Siderurgia. Thyssen, 11mila esuberi
Mondo dell'acciaio in fibrillazione per due difficili situazioni, quella della Thyssenkrupp e quella di Arcelor Mittal.
Thyssenkrupp
I tedeschi sono pronti a tagliare 11mila posti di lavoro in tre anni. La drammatica decisione sarebbe motivata come conseguenza degli effetti negativi provocati dal coronavirus. “A maggio 2019 – si legge in una nota del colosso dell'acciaio – l'azienda ha annunciato una riduzione di 6.000 posti di lavoro in tre anni necessaria alla trasformazione del gruppo. A seguito delle ristrutturazioni avviate e realizzate nell'ultimo anno, sono già stati tagliati circa 3.600 posti di lavoro. Per affrontare gli sviluppi del mercato a lungo termine e gli effetti del coronavirus, Thyssenkrupp vede attualmente la necessità di un'ulteriore riduzione di 11.000 posti di lavoro complessivi, misurati rispetto alla situazione di partenza”. Questi 7.400 posti di lavoro aggiuntivi, sottolinea il gruppo, “saranno ridotti nei prossimi tre anni”. Oliver Burkhard, capo delle risorse umane di Thyssenkrupp ha spiegato: “Siamo nel mezzo del più grande processo di ristrutturazione nella storia di Thyssenkrupp. Sfortunatamente, ciò comporterà ulteriori tagli di posti di lavoro, purtroppo non c'è modo di aggirare questa situazione”. “Affronteremo questo problema – ha peraltro garantito – insieme ai rappresentanti dei lavoratori a livello locale e troveremo strumenti adeguati, a seconda delle dimensioni e della gravità della situazione economica.

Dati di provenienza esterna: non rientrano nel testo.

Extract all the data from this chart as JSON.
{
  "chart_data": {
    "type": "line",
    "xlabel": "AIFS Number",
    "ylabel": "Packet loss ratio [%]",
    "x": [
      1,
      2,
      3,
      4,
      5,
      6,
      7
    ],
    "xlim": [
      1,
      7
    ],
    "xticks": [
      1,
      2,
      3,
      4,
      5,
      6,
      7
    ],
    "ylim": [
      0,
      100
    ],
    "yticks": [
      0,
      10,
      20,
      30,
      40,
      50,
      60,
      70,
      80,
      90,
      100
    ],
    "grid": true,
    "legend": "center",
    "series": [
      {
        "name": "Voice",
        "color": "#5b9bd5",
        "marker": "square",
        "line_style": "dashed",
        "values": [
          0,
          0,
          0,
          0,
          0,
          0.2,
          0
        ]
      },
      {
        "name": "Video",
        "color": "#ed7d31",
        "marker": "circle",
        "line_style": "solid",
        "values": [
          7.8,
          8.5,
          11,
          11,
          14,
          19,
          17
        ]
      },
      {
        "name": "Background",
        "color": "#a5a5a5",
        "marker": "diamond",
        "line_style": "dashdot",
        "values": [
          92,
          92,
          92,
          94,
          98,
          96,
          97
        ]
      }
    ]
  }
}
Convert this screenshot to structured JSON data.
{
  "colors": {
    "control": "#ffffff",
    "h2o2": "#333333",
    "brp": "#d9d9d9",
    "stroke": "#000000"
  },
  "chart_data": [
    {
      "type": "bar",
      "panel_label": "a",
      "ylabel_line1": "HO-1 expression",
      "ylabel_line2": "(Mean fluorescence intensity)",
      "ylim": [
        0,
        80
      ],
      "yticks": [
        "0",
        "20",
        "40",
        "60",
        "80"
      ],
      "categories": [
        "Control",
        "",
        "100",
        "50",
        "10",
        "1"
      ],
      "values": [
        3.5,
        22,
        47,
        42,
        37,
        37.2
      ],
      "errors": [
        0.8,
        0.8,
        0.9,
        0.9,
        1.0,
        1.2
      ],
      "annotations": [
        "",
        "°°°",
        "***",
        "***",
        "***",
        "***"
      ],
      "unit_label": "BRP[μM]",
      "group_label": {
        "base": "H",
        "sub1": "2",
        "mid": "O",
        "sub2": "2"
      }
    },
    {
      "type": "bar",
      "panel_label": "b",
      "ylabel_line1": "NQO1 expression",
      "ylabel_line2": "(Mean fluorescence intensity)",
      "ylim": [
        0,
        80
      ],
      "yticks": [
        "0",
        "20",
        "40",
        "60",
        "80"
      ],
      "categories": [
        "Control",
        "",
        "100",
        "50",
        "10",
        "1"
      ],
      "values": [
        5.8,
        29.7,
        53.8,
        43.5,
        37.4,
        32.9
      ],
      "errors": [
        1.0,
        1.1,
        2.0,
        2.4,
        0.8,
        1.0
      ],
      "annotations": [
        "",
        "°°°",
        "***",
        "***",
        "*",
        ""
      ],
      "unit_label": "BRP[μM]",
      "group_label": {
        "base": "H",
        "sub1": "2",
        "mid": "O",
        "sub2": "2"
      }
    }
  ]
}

I licenziamenti obbligatori rimangono l'ultima risorsa. Tuttavia, in questo momento, non possiamo esplicitamente escluderli".
Arcelor Mittal
Situazione sempre più tesa in Arcelor Mittal. Fim, Fiom e Uilm infatti hanno proclamato per mercoledì 25 novembre una giornata di mobilitazione di tutti i lavoratori dell'ex gruppo Ilva, con uno sciopero di 2 ore, presidi, iniziative e collegamenti dagli stabilimenti con conferenza stampa in rete dei segretari generali, Roberto Benaglia, Francesca Re David e Rocco Palombella. La decisione al termine del coordinamento nazionale dei tre sindacati del Gruppo Arcelor Mittal Italia, svoltosi alla presenza dei leader dei metalmeccanici, per sollecitare la convocazione di un nuovo incontro al Mise e un confronto "vero e serio" sul futuro degli stabilimenti. Nel mirino delle parti sociali anche “le continue dichiarazioni di politica, istituzioni e partiti territoriali, in particolare di quelli pugliesi sul superamento dell’area a caldo, discordanti da quelle del Governo”. Fim, Fiom e Uilm sollecitano perciò un chiarimento definitivo “sulla necessità, per uno stabilimento come quello di Taranto, del mantenimento dell’area a caldo resa ecocompatibile con l’utilizzo delle migliori tecnologie disponibili”.